Artificial gravity is a comfort, but an atmosphere is essential. Perhaps the most interesting feature of the station Elysium was that—unlike an airplane cabin—its atmosphere wasn’t canned up in some hollow tube. A landing spacecraft could enter its air like it would on Earth. Like the idea of a rotating space station, holding in an atmosphere without a roof isn’t science fiction, and you can prove it to yourself.

All you need is a bucket of water to see how Elysium’s atmosphere could work. Fill the bucket half way and hold it upside down, the water of course falls out. But spin the bucket of water around in a circle and the water stays pressed to the bottom of the bucket; even when the bucket is directly above your head (as I do for your entertainment in this Vine video).

Just like the carnival ride, the water is pressed up against the bucket in a fight with inertia. Both air and water behave like fluids, so what works for one can work for the other. If the residents of Earth built a sealed version of Elysium, filled it with air, started it spinning, and then removed the roof, most of the air would stay pressed to the surface just like the water in the bucket!

The atmosphere wouldn’t stay forever.

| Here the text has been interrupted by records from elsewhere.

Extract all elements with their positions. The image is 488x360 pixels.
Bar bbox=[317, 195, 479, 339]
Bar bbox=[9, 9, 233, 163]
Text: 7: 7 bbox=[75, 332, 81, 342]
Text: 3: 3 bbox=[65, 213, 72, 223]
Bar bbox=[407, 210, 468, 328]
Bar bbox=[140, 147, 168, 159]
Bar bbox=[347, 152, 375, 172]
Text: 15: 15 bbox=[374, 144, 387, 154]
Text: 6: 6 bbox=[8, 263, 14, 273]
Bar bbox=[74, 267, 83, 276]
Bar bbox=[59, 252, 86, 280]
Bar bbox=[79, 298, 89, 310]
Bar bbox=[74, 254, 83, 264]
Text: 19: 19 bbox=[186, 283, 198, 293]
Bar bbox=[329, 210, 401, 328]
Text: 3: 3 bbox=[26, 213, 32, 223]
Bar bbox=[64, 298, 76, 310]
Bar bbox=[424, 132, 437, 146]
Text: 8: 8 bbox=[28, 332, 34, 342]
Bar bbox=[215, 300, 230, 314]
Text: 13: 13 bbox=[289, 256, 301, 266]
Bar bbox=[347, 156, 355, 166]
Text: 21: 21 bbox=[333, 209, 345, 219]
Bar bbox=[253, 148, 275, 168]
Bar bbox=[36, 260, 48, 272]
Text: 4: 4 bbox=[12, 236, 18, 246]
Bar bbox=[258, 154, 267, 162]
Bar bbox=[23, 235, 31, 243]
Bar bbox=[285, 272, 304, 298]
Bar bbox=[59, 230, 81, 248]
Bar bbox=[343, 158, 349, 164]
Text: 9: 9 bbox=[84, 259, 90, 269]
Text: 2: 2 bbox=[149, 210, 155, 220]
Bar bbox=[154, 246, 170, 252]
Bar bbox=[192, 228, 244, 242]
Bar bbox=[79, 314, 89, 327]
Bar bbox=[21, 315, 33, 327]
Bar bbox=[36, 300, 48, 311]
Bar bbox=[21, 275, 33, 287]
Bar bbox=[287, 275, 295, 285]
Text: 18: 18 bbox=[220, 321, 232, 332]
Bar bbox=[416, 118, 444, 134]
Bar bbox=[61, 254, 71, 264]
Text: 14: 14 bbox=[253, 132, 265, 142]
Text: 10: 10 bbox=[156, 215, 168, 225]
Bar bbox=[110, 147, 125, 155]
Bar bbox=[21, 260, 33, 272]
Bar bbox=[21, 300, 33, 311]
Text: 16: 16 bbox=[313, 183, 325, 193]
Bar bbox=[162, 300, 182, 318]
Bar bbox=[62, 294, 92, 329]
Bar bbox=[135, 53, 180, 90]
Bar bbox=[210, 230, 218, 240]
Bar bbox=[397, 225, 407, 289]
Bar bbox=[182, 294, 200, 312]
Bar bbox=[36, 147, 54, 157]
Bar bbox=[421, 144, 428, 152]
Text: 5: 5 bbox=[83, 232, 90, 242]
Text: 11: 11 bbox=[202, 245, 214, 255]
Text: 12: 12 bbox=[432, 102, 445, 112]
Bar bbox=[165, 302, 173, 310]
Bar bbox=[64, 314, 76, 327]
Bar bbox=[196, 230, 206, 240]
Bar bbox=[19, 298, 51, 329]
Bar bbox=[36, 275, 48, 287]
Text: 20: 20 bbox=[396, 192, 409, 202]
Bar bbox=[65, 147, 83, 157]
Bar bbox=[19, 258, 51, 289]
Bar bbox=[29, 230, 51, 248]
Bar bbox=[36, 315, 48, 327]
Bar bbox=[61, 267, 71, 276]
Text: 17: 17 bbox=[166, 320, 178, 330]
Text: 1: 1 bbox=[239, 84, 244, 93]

Even if the sidewalls were high enough, the random motion of air particles means that the air would eventually escape into space through the top. But who knows what kind of capturing technology we will have in 100 years? Perhaps the air would be prevented from escaping with a badass force field as in this clip.

We are already closer than one might think to having exosuits like the ones grafted onto Matt Damon and Sharlto Copley, we already have UAVs and drones, and you can simulate a space station atmosphere with a bucket of water. Elysium did a decent enough job following physics that the most unbelievable thing about the film might be Jodi Foster’s accent.